A Cédula de Produto Rural (CPR) foi a principal responsável por esse aumento, com um estoque que chegou a R$ 559,8 bilhões, refletindo uma alta de 21% em comparação ao mesmo período do ano passado. Atualmente, cerca de 400 mil certificados estão em circulação, embora o tíquete médio tenha apresentado uma leve queda de 7%, sendo agora de R$ 1,40 milhão.
Expansão das Letras de Crédito do Agronegócio
Outro destaque desse cenário é a performance das Letras de Crédito do Agronegócio (LCA), que também passaram por um expressivo crescimento, atingindo um estoque de R$ 603,33 bilhões, o que representa um aumento de 18% em 12 meses. Vale ressaltar que uma parte significativa desses recursos está sendo reinvestida no crédito rural, que já supera a marca de R$ 362 bilhões, com um impressionante crescimento de 42% ao longo do ano.

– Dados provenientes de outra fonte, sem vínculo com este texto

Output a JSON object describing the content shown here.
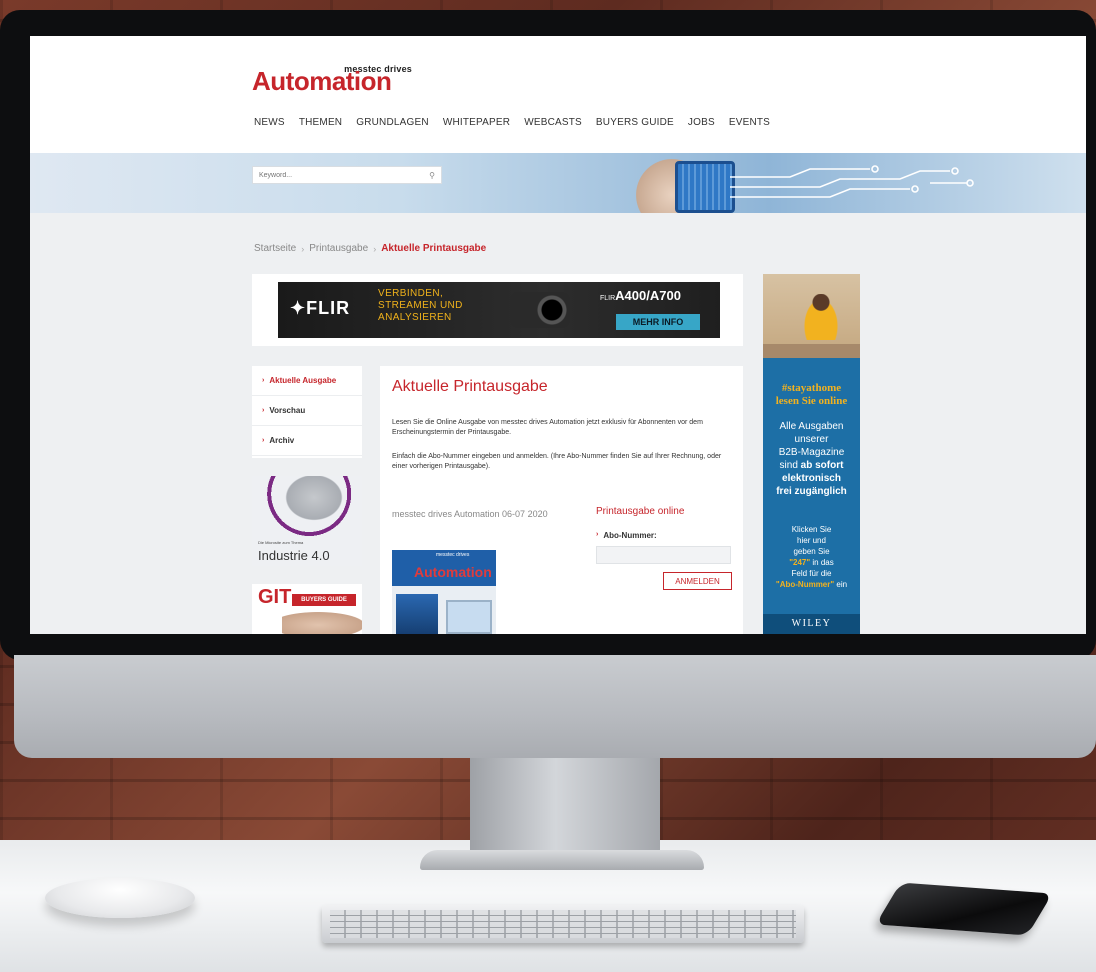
{
  "site": {
    "logo_small": "messtec drives",
    "logo_main": "Automation"
  },
  "nav": [
    "NEWS",
    "THEMEN",
    "GRUNDLAGEN",
    "WHITEPAPER",
    "WEBCASTS",
    "BUYERS GUIDE",
    "JOBS",
    "EVENTS"
  ],
  "search": {
    "placeholder": "Keyword..."
  },
  "breadcrumb": {
    "home": "Startseite",
    "section": "Printausgabe",
    "current": "Aktuelle Printausgabe"
  },
  "ad": {
    "brand": "FLIR",
    "tagline_1": "VERBINDEN,",
    "tagline_2": "STREAMEN UND",
    "tagline_3": "ANALYSIEREN",
    "model_prefix": "FLIR",
    "model": "A400/A700",
    "cta": "MEHR INFO"
  },
  "sidenav": [
    {
      "label": "Aktuelle Ausgabe",
      "active": true
    },
    {
      "label": "Vorschau",
      "active": false
    },
    {
      "label": "Archiv",
      "active": false
    }
  ],
  "promo1": {
    "small": "Die Microsite zum Thema",
    "big": "Industrie 4.0"
  },
  "promo2": {
    "brand": "GIT",
    "tag": "BUYERS GUIDE"
  },
  "content": {
    "title": "Aktuelle Printausgabe",
    "p1": "Lesen Sie die Online Ausgabe von messtec drives Automation jetzt exklusiv für Abonnenten vor dem Erscheinungstermin der Printausgabe.",
    "p2": "Einfach die Abo-Nummer eingeben und anmelden. (Ihre Abo-Nummer finden Sie auf Ihrer Rechnung, oder einer vorherigen Printausgabe).",
    "issue_title": "messtec drives Automation 06-07 2020",
    "cover_mini": "messtec drives",
    "cover_logo": "Automation",
    "online_title": "Printausgabe online",
    "abo_label": "Abo-Nummer:",
    "login": "ANMELDEN"
  },
  "sky": {
    "hash_1": "#stayathome",
    "hash_2": "lesen Sie online",
    "t1": "Alle Ausgaben",
    "t2": "unserer",
    "t3": "B2B-Magazine",
    "t4_pre": "sind ",
    "t4_bold": "ab sofort",
    "t5": "elektronisch",
    "t6": "frei zugänglich",
    "s1": "Klicken Sie",
    "s2": "hier und",
    "s3": "geben Sie",
    "s4_hl": "\"247\"",
    "s4_post": " in das",
    "s5": "Feld für die",
    "s6_hl": "\"Abo-Nummer\"",
    "s6_post": " ein",
    "wiley": "WILEY"
  },
  "colors": {
    "brand_red": "#c6252b",
    "sky_blue": "#1d6fa6",
    "accent_yellow": "#f2b21f"
  }
}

Os Certificados de Recebíveis do Agronegócio (CRA) também apresentaram resultados positivos, somando R$ 173,71 bilhões, com um avanço de 17% no comparativo anual. No entanto, nem todos os instrumentos mostraram desempenho favorável: os Certificados de Direitos Creditórios do Agronegócio (CDCA) registraram uma queda de 15%, totalizando R$ 32,26 bilhões.
Fundos de Investimento e a Consolidação do Financiamento Agropecuário
Os Fundos de Investimento nas Cadeias Produtivas do Agronegócio (Fiagros) também mostram um panorama otimista, com um patrimônio líquido de R$ 43,1 bilhões nas informações mais recentes, o que representa um crescimento anual de 13%. Esses fundos estão diversificados entre investimentos em propriedades, participações e direitos creditórios.
Esse avanço no volume de títulos privados evidencia a consolidação desses instrumentos como pilares complementares ao crédito oficial, fundamentais para o financiamento da produção agropecuária brasileira. A tendência é que essa modalidade de crédito continue a se fortalecer, oferecendo mais opções para os produtores e contribuindo para o desenvolvimento sustentável do setor.